I birthed him and the autopsy showed nothing. It was just a mystery. I wondered if I had done something?
Was it that cup of coffee I drank? The way I did the gardening? Was it me?
I was devastated.
I decided to start IVF immediately. I was 39 and now I felt like I had no time to waste. I was having grief counseling plus IVF counseling and I was dealing with the demons from my past as best as I could.
IVF wasn’t as bad as I expected but because I wanted another baby so badly I would have gone through pretty much anything.
I was eating organic foods, and I cut out sugar and alcohol. I would make bargains with the Universe to please help me have another child. If someone told me I needed to stand on my head all day, I would have done it.
After three cycles, we fell pregnant but I miscarried at eight weeks.
I underwent a battery of tests to see if there was an underlying issue with my body. There was nothing glaringly obvious. A small possibility of pre-diabetes, but no natural killer cells, no genetics blips, nothing.

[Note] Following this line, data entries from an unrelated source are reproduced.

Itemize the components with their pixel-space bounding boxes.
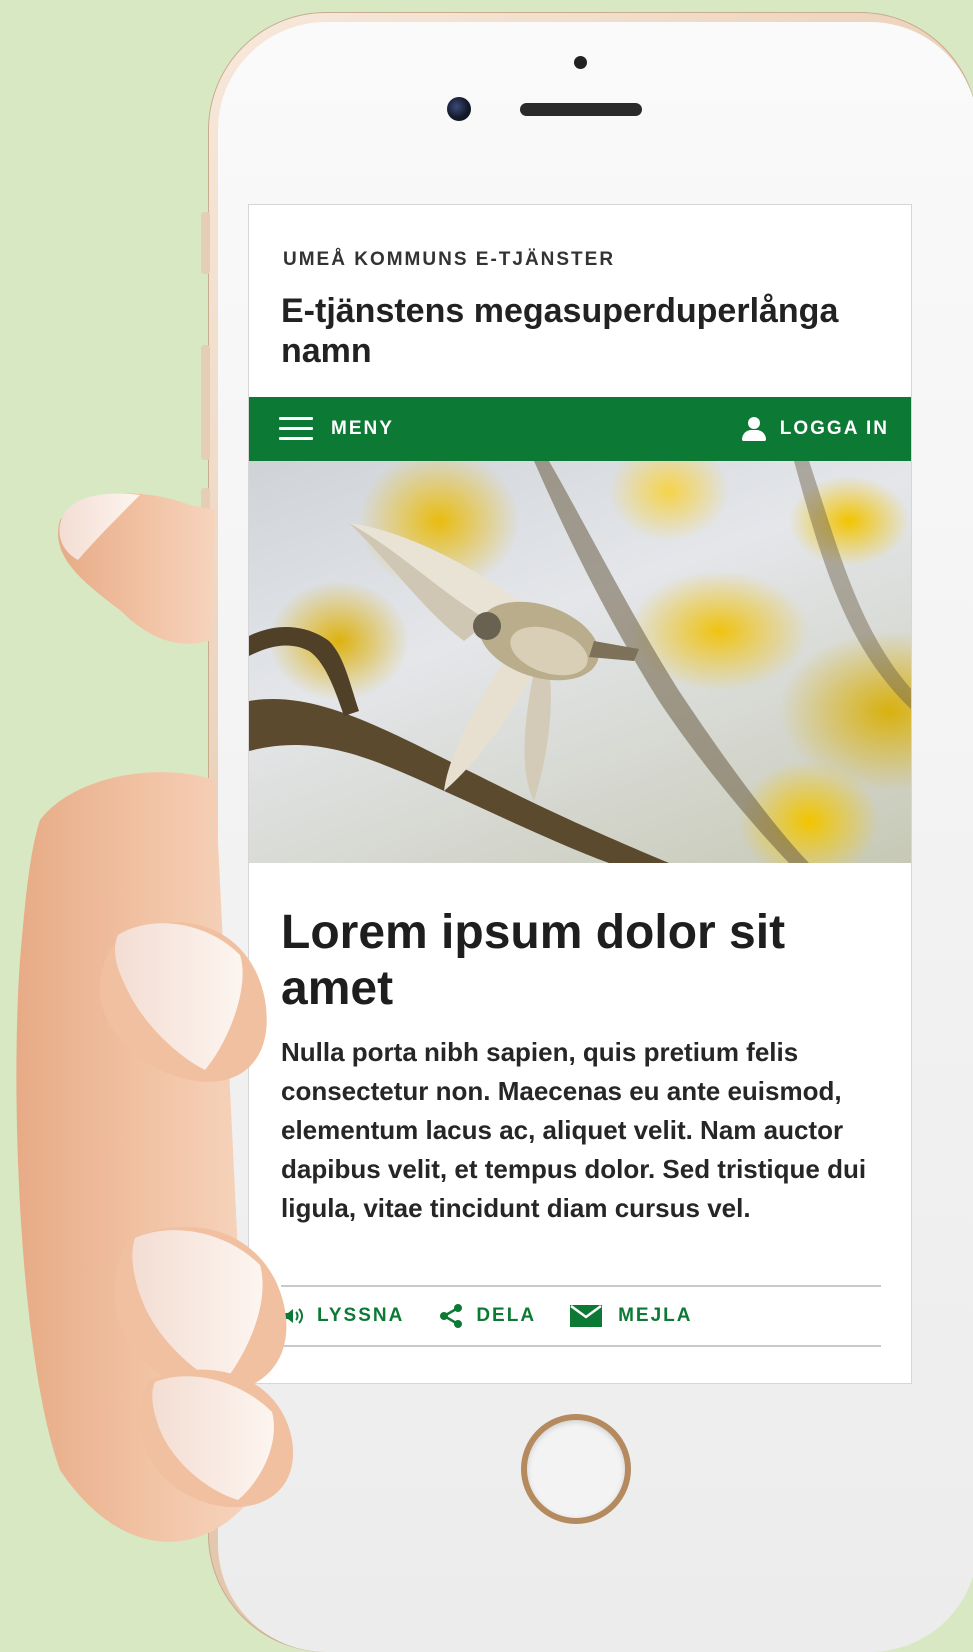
hero-image	[249, 461, 911, 863]
email-label: MEJLA	[618, 1305, 693, 1326]
phone-volume-up-button	[201, 345, 210, 460]
service-title: E-tjänstens megasuperduperlånga namn	[281, 292, 839, 370]
listen-button[interactable]: LYSSNA	[281, 1304, 404, 1328]
earpiece-speaker	[520, 103, 642, 116]
article-title: Lorem ipsum dolor sit amet	[281, 906, 786, 1015]
front-camera	[447, 97, 471, 121]
menu-button[interactable]: MENY	[279, 397, 394, 461]
login-button[interactable]: LOGGA IN	[741, 397, 889, 461]
email-button[interactable]: MEJLA	[570, 1304, 692, 1328]
share-icon	[440, 1304, 463, 1328]
listen-label: LYSSNA	[317, 1305, 405, 1326]
navbar: MENY LOGGA IN	[249, 397, 911, 461]
proximity-sensor	[574, 56, 587, 69]
brand-name: UMEÅ KOMMUNS E-TJÄNSTER	[283, 249, 616, 270]
bird-illustration	[249, 461, 911, 863]
phone-mute-switch	[201, 212, 210, 274]
share-label: DELA	[476, 1305, 537, 1326]
menu-label: MENY	[331, 418, 394, 439]
speaker-icon	[284, 1308, 303, 1324]
share-button[interactable]: DELA	[438, 1303, 536, 1329]
article-body: Nulla porta nibh sapien, quis pretium fe…	[281, 1037, 867, 1223]
hamburger-menu-icon	[279, 416, 313, 442]
user-icon	[741, 417, 766, 441]
home-button[interactable]	[521, 1414, 631, 1524]
phone-screen: UMEÅ KOMMUNS E-TJÄNSTER E-tjänstens mega…	[248, 204, 912, 1384]
login-label: LOGGA IN	[779, 418, 889, 439]
phone-volume-down-button	[201, 488, 210, 603]
envelope-icon	[570, 1304, 603, 1327]
action-bar: LYSSNA DELA MEJLA	[281, 1285, 881, 1347]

I had one more unsuccessful cycle that year, and I continued trying for two more years.
August 2011 I registered a positive pregnancy test, but then I bled as normal. This is known as a chemical pregnancy. I tried two more times after that and then we were done.
From the very beginning of the inseminations I had done 21 rounds, and we were emotionally, physically and financially spent. I hadn’t been working because the endless rounds of appointments don’t leave much time in your schedule.
I’m so grateful for the son I have, and I’m grateful for the opportunity available to me to give it everything we had to try for another child.
I think after spending so much time at the clinic and becoming friends with the nurses they were as disappointed as we were at the outcome, but I know there is not a stone we left unturned, or a path unexplored.
This is just some people’s reality of IVF.